Note: You'll need to set PyPI credentials via environment variables or command flags:

  • Token: --token or UV_PUBLISH_TOKEN
  • Or username/password: --username/UV_PUBLISH_USERNAME and --password/UV_PUBLISH_PASSWORD

Debugging

Since MCP servers run over stdio, debugging can be challenging. For the best debugging experience, we strongly recommend using the MCP Inspector.

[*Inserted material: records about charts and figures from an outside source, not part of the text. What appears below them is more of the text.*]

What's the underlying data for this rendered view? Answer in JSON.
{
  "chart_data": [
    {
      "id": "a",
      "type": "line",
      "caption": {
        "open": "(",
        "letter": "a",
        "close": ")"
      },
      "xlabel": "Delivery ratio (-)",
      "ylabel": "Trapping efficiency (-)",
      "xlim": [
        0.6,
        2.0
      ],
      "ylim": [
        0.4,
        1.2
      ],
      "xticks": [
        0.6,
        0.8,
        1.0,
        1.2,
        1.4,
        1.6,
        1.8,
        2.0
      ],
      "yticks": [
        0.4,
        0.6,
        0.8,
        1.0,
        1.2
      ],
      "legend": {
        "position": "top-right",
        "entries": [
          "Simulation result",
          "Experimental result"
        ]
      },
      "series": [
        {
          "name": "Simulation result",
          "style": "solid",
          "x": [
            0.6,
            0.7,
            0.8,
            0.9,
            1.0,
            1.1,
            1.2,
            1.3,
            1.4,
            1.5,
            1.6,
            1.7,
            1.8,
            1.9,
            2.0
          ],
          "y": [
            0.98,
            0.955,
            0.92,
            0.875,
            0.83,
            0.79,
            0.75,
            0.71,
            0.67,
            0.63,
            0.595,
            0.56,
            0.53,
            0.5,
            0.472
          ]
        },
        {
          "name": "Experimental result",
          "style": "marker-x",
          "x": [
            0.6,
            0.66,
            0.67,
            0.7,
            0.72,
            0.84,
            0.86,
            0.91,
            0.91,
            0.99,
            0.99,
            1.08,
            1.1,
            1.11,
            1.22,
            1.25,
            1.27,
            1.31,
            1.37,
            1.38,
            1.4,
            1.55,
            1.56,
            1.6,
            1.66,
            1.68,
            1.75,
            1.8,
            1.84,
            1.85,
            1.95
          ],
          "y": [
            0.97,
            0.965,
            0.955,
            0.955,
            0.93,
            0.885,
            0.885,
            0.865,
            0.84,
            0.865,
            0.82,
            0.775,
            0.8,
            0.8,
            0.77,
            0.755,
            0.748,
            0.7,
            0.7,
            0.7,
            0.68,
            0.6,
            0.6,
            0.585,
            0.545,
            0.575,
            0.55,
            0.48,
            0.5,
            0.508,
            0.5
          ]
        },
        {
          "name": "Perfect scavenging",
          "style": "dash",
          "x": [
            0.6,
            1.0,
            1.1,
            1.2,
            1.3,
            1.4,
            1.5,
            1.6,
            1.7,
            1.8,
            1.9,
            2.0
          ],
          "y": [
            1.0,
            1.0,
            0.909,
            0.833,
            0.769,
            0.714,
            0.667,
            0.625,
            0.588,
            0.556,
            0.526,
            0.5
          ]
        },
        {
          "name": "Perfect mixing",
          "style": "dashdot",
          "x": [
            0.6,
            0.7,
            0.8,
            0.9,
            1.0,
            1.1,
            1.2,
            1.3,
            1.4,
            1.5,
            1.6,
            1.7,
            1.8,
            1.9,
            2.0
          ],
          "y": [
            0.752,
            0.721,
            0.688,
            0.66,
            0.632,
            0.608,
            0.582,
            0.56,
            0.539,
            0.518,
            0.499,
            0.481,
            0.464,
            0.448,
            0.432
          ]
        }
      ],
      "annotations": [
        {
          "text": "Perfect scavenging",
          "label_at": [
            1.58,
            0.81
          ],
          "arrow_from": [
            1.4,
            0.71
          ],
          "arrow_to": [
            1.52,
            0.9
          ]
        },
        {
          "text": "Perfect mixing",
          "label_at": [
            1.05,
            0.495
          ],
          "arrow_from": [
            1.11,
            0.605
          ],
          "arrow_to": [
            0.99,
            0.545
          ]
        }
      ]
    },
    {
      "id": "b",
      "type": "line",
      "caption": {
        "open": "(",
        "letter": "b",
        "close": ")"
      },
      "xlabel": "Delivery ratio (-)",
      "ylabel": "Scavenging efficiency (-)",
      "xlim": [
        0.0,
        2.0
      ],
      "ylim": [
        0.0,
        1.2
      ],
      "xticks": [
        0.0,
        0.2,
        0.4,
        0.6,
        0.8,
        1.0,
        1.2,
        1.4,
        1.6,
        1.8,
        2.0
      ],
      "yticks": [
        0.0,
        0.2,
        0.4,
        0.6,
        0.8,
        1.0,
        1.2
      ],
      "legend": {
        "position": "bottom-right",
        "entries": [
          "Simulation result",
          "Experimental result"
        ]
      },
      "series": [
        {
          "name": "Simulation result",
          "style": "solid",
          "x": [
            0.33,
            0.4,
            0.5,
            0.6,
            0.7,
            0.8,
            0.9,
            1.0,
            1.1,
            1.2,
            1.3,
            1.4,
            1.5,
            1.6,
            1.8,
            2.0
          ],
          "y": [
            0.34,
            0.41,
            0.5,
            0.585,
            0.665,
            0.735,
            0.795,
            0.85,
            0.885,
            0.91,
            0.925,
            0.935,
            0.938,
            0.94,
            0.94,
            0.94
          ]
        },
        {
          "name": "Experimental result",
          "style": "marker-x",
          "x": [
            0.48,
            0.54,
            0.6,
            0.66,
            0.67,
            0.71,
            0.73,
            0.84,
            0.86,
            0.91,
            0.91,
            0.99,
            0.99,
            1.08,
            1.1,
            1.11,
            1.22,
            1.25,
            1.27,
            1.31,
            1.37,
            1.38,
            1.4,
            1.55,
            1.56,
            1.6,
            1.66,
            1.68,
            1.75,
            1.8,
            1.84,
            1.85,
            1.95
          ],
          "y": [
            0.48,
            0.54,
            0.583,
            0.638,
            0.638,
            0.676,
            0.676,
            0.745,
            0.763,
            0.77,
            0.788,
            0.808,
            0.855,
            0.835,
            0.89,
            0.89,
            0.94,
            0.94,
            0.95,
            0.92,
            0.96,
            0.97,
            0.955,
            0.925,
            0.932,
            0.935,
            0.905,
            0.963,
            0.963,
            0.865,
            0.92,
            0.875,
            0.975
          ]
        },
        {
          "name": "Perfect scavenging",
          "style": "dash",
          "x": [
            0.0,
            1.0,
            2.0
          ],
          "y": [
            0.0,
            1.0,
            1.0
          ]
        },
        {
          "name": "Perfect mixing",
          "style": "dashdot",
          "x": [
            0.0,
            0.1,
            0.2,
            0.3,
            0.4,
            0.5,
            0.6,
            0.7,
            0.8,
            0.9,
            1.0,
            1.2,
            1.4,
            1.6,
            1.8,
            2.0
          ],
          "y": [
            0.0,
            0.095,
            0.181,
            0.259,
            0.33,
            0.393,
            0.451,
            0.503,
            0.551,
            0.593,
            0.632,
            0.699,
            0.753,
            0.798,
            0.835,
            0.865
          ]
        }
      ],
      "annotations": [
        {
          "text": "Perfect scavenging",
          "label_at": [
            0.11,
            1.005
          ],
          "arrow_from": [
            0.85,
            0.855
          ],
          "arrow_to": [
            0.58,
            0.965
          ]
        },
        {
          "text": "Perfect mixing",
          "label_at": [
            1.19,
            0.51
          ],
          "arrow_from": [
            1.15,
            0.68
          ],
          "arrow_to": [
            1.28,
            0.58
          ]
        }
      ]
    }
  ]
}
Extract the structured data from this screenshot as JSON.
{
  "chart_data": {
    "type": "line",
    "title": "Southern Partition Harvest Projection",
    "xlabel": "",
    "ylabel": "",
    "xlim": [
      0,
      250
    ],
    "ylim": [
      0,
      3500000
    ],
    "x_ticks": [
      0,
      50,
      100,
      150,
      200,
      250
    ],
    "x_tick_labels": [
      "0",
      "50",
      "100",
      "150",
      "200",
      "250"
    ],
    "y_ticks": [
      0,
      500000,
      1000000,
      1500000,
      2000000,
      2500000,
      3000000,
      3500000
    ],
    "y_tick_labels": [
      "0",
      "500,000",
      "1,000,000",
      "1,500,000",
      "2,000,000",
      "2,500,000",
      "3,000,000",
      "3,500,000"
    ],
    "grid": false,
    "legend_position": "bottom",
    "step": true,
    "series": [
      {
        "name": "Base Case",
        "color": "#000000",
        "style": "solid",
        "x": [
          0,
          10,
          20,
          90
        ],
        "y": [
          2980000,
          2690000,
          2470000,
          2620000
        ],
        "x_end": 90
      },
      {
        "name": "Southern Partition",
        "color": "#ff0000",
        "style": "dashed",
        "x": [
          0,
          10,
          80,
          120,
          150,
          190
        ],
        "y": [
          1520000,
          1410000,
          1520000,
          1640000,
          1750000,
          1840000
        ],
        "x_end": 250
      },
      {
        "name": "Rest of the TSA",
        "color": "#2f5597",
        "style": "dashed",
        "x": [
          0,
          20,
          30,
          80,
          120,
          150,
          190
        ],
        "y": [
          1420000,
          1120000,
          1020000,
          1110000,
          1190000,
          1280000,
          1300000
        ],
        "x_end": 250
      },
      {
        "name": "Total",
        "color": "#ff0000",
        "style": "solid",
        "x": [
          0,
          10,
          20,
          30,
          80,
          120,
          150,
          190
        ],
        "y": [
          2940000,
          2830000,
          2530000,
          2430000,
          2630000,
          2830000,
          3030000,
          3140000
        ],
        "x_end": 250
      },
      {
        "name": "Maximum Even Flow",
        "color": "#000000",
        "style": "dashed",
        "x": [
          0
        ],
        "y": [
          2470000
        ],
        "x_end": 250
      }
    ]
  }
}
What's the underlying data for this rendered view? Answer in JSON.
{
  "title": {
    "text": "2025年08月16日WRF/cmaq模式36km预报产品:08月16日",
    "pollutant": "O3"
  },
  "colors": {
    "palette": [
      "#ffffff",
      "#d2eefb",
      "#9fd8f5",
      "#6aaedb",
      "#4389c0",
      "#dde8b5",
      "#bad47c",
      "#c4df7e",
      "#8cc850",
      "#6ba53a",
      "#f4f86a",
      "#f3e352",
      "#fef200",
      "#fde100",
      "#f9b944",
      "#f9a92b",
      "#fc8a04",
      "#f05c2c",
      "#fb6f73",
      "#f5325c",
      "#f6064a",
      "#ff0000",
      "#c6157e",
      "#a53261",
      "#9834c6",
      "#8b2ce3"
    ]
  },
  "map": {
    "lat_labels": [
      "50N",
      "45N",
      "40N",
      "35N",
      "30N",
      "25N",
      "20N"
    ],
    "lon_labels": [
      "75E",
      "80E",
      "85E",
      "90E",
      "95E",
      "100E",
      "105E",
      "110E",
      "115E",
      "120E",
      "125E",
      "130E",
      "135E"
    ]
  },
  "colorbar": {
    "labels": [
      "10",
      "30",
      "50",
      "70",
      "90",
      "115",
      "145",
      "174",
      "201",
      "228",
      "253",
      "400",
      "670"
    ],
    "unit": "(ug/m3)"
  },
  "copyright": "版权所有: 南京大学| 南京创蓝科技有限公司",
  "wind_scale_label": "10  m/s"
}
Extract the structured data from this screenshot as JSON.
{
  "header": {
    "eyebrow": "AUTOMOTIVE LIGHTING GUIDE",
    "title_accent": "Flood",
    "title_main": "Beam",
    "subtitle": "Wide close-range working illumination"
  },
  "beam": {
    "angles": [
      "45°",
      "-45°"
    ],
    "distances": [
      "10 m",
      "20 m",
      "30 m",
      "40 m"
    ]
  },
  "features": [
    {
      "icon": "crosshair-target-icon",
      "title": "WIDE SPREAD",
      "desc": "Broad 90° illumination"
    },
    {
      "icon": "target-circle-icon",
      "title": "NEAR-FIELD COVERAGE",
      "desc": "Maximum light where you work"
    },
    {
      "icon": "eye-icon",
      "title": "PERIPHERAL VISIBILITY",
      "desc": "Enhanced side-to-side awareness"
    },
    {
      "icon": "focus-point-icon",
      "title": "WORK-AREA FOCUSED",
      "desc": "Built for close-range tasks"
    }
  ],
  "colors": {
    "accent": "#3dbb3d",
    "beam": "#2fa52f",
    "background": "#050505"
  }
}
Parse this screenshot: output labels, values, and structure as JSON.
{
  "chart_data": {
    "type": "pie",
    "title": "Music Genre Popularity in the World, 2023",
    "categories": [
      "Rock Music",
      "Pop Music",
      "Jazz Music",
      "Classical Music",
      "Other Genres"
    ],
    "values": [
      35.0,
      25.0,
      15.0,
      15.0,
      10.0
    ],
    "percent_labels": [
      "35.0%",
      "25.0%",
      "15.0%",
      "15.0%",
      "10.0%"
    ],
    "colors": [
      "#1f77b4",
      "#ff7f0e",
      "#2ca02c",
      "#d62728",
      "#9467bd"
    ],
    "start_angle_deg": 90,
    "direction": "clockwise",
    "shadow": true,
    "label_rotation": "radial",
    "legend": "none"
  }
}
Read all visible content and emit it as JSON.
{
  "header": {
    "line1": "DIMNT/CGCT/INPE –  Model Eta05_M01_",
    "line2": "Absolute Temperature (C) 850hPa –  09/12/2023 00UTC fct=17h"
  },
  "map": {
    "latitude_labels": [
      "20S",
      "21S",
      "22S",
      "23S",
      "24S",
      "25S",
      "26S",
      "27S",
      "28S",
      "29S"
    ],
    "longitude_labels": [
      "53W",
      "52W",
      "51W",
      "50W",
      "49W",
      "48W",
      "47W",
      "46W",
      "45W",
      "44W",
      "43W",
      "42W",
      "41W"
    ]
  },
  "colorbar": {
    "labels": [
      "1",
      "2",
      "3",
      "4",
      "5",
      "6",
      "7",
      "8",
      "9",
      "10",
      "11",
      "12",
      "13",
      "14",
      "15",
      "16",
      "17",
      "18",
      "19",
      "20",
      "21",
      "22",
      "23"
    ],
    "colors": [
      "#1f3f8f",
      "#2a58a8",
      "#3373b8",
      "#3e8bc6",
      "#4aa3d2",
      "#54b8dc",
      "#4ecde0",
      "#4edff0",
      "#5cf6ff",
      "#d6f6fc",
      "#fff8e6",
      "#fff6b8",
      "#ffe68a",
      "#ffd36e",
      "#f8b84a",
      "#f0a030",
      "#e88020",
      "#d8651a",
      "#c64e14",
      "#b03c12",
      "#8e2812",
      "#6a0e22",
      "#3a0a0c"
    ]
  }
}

You can launch the MCP Inspector via npm with this command:

npx @modelcontextprotocol/inspector uv --directory /home/administrator/python-share/documentation_library/doc-lib-mcp run doc-lib-mcp

Upon launching, the Inspector will display a URL that you can access in your browser to begin debugging.

相关推荐

  • av
  • 毫不费力地使用一个命令运行LLM后端,API,前端和服务。

  • 1Panel-dev
  • 🔥1Panel提供了直观的Web接口和MCP服务器,用于在Linux服务器上管理网站,文件,容器,数据库和LLMS。

  • rulego
  • ⛓️Rulego是一种轻巧,高性能,嵌入式,下一代组件编排规则引擎框架。

  • WangRongsheng
  • 🧑‍🚀 llm 资料总结(数据处理、模型训练、模型部署、 o1 模型、mcp 、小语言模型、视觉语言模型)|摘要世界上最好的LLM资源。

  • Onelevenvy
  • Flock是一个基于工作流程的低音平台,可快速构建聊天机器人,抹布和协调多代理团队,由Langgraph,Langchain,Langchain,Fastapi和Nextjs提供支持。(羊群工作流工作流的低代码平台,rag rag rag 用于快速构建聊天机器人、 rag temant Agent fastem temantfaster和muti-agent agagent应用

  • Byaidu
  • PDF科学纸翻译带有保留格式的pdf -基于ai完整保留排版的pdf文档全文双语翻译

  • n8n-io
  • 具有本机AI功能的公平代码工作流程自动化平台。将视觉构建与自定义代码,自宿主或云相结合,400+集成。

  • hkr04
  • 轻巧的C ++ MCP(模型上下文协议)SDK

  • sigoden
  • 使用普通的bash/javascript/python函数轻松创建LLM工具和代理。

  • RockChinQ
  • 😎简单易用、🧩丰富生态 -大模型原生即时通信机器人平台| 适配QQ / 微信(企业微信、个人微信) /飞书 /钉钉 / discord / telegram / slack等平台| 支持chatgpt,deepseek,dify,claude,基于LLM的即时消息机器人平台,支持Discord,Telegram,微信,Lark,Dingtalk,QQ,Slack

    Reviews

    3.8 (6)
    Avatar
    user_XWWXOK5R
    2025-04-23

    As a loyal user of doc-lib-mcp, I am incredibly impressed by its seamless functionality and user-friendly interface. Created by shifusen329, it offers a comprehensive library that greatly enhances my project management workflow. I highly recommend this tool for anyone looking to improve their document organization and accessibility.

    Avatar
    user_aYrN7fCd
    2025-04-23

    As a dedicated user of the doc-lib-mcp application created by shifusen329, I am extremely impressed by its functionality and user-friendly interface. It has significantly streamlined my document management process. The welcome information is clear and helpful, making the start-up experience smooth. Highly recommended for anyone looking for an efficient document management solution!

    Avatar
    user_vpfO24wk
    2025-04-23

    As a dedicated user of doc-lib-mcp by shifusen329, I find it to be an essential tool for any developer. Its intuitive interface and comprehensive documentation make managing projects incredibly efficient. Highly recommend for its seamless integration and excellent support.

    Avatar
    user_y3byTn1W
    2025-04-23

    As a dedicated user of doc-lib-mcp by shifusen329, I am thoroughly impressed. This application streamlines document management effortlessly. The user interface is intuitive, and the functionality is robust, catering to all my documentation needs efficiently. Highly recommended for anyone seeking a seamless and efficient document management solution!

    Avatar
    user_ah6kq9NV
    2025-04-23

    As a dedicated user of doc-lib-mcp, I am thoroughly impressed by this incredible tool. Developed by shifusen329, it offers everything I need for seamless document management. Its streamlined interface and functionality make organizing documents a breeze. Highly recommend for anyone looking to enhance their productivity!

    Avatar
    user_NVlTbO66
    2025-04-23

    As a dedicated user of doc-lib-mcp, I can confidently say it's an outstanding resource for anyone working with MCP applications. The documentation provided is clear, comprehensive, and incredibly useful. Author shifusen329 has done an excellent job in curating the content, making it accessible for both beginners and experienced professionals. I highly recommend it to anyone looking to enhance their understanding and efficiency with MCP.